Mr. Smith also addresses the notion of “opportunity cost.” If you bring in something new, what are you giving up? “You have to take that into consideration. Are you taking patients/consumers from another procedure or machine or device within your practice and converting them over to the newest one? Does that make sense? Where you practice, are the demographics right for that piece of equipment? And then what do you have to do to attract the patients to utilize the new device or procedure?” he notes. He also advises considering the marketing spend required and its potential benefit.
“A lot of times, the latest and the greatest is presented in a society meeting, and the physicians just get caught up in the hype without doing their research and analysis before purchasing the equipment,” Mr. Smith warns.

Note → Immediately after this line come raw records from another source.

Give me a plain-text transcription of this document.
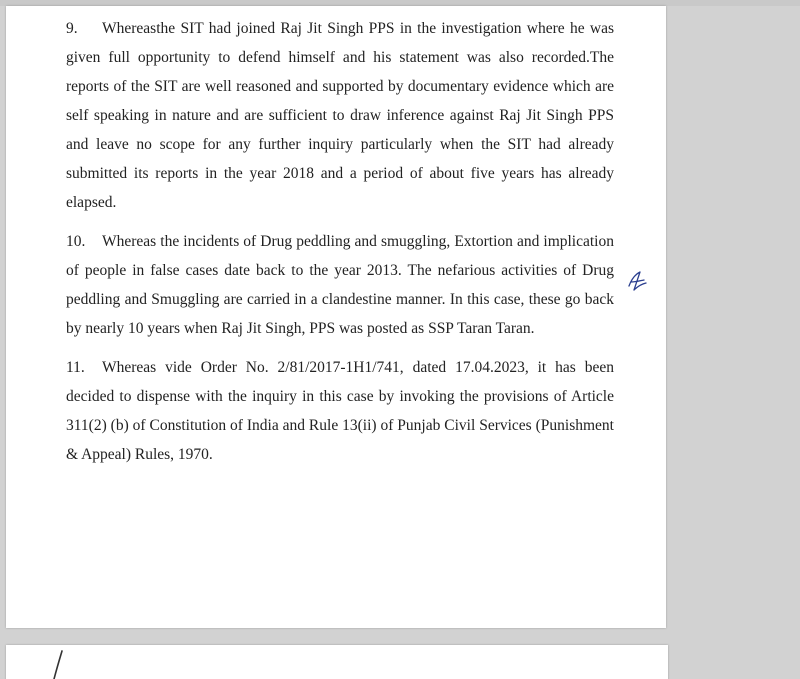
9. Whereasthe SIT had joined Raj Jit Singh PPS in the investigation where he was given full opportunity to defend himself and his statement was also recorded.The reports of the SIT are well reasoned and supported by documentary evidence which are self speaking in nature and are sufficient to draw inference against Raj Jit Singh PPS and leave no scope for any further inquiry particularly when the SIT had already submitted its reports in the year 2018 and a period of about five years has already elapsed.

10. Whereas the incidents of Drug peddling and smuggling, Extortion and implication of people in false cases date back to the year 2013. The nefarious activities of Drug peddling and Smuggling are carried in a clandestine manner. In this case, these go back by nearly 10 years when Raj Jit Singh, PPS was posted as SSP Taran Taran.

11. Whereas vide Order No. 2/81/2017-1H1/741, dated 17.04.2023, it has been decided to dispense with the inquiry in this case by invoking the provisions of Article 311(2) (b) of Constitution of India and Rule 13(ii) of Punjab Civil Services (Punishment & Appeal) Rules, 1970.
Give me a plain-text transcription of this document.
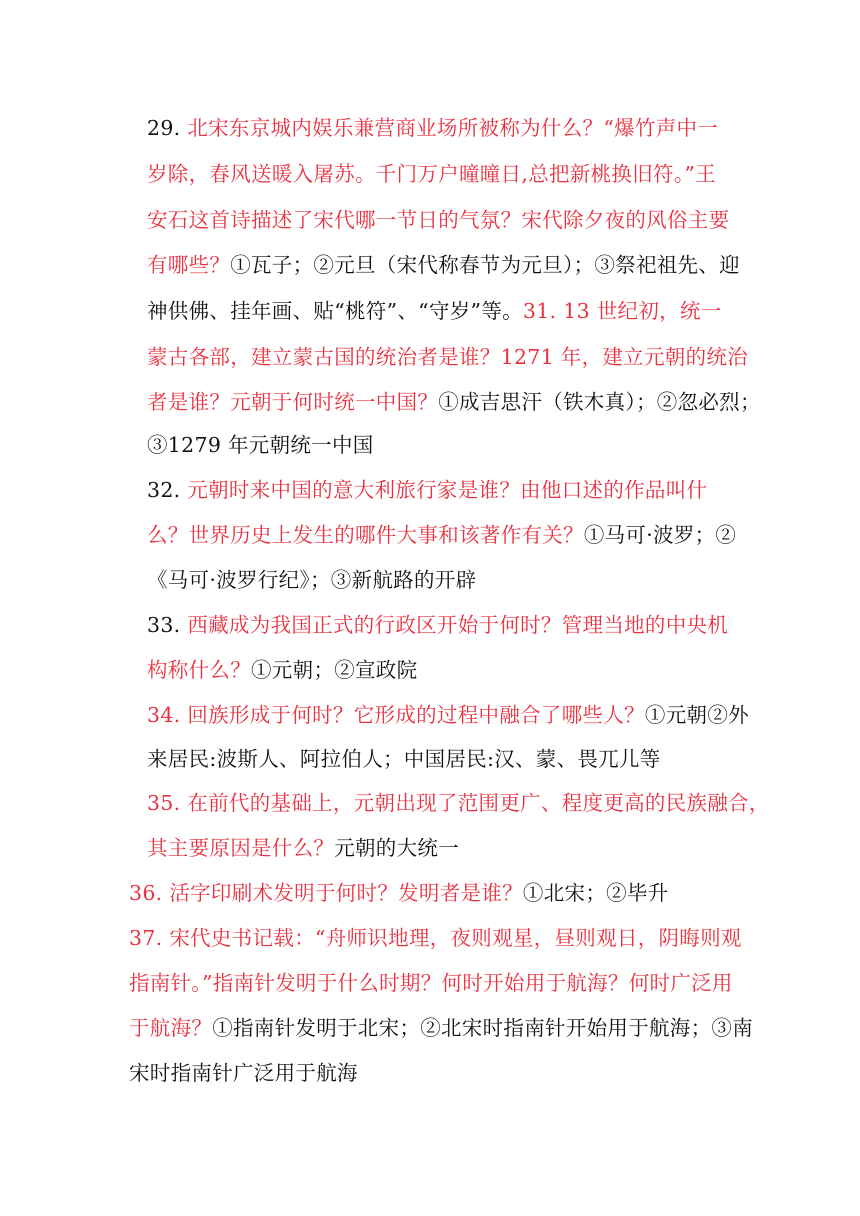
29. 北宋东京城内娱乐兼营商业场所被称为什么？“爆竹声中一
岁除，春风送暖入屠苏。千门万户曈曈日,总把新桃换旧符。”王
安石这首诗描述了宋代哪一节日的气氛？宋代除夕夜的风俗主要
有哪些？①瓦子；②元旦（宋代称春节为元旦）；③祭祀祖先、迎
神供佛、挂年画、贴“桃符”、“守岁”等。31. 13 世纪初，统一
蒙古各部，建立蒙古国的统治者是谁？1271 年，建立元朝的统治
者是谁？元朝于何时统一中国？①成吉思汗（铁木真）；②忽必烈；
③1279 年元朝统一中国
32. 元朝时来中国的意大利旅行家是谁？由他口述的作品叫什
么？世界历史上发生的哪件大事和该著作有关？①马可·波罗；②
《马可·波罗行纪》；③新航路的开辟
33. 西藏成为我国正式的行政区开始于何时？管理当地的中央机
构称什么？①元朝；②宣政院
34. 回族形成于何时？它形成的过程中融合了哪些人？①元朝②外
来居民:波斯人、阿拉伯人；中国居民:汉、蒙、畏兀儿等
35. 在前代的基础上，元朝出现了范围更广、程度更高的民族融合，
其主要原因是什么？元朝的大统一
36. 活字印刷术发明于何时？发明者是谁？①北宋；②毕升
37. 宋代史书记载：“舟师识地理，夜则观星，昼则观日，阴晦则观
指南针。”指南针发明于什么时期？何时开始用于航海？何时广泛用
于航海？①指南针发明于北宋；②北宋时指南针开始用于航海；③南
宋时指南针广泛用于航海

Ms. Lewis says it's also important to consider opportunity costs when considering ROI. She points to the example of a fat reducing/body sculpting system, which you may feel compelled to bring into the practice to stem a loss of patients to competitors who offer the same or similar procedure. “Even if it may not be the most profitable procedure offered in the practice, there is additional ROI from not losing patients and keeping them in the practice, so it still goes to your bottom line,” she explains.
“Another example is when a practice or medspa offers a reputable financing program for patients to make payments over time. The ROI may be calculated by how many new treatments you sell over the relatively small fees deducted by the finance company.”
At the same time, incremental revenue likely should not be part of an ROI calculation. Sure, patients who undergo microneedling may be prime for skincare product sales, or you may anticipate the device operator upselling body sculpting patients on injectable procedures, but there are no guarantees.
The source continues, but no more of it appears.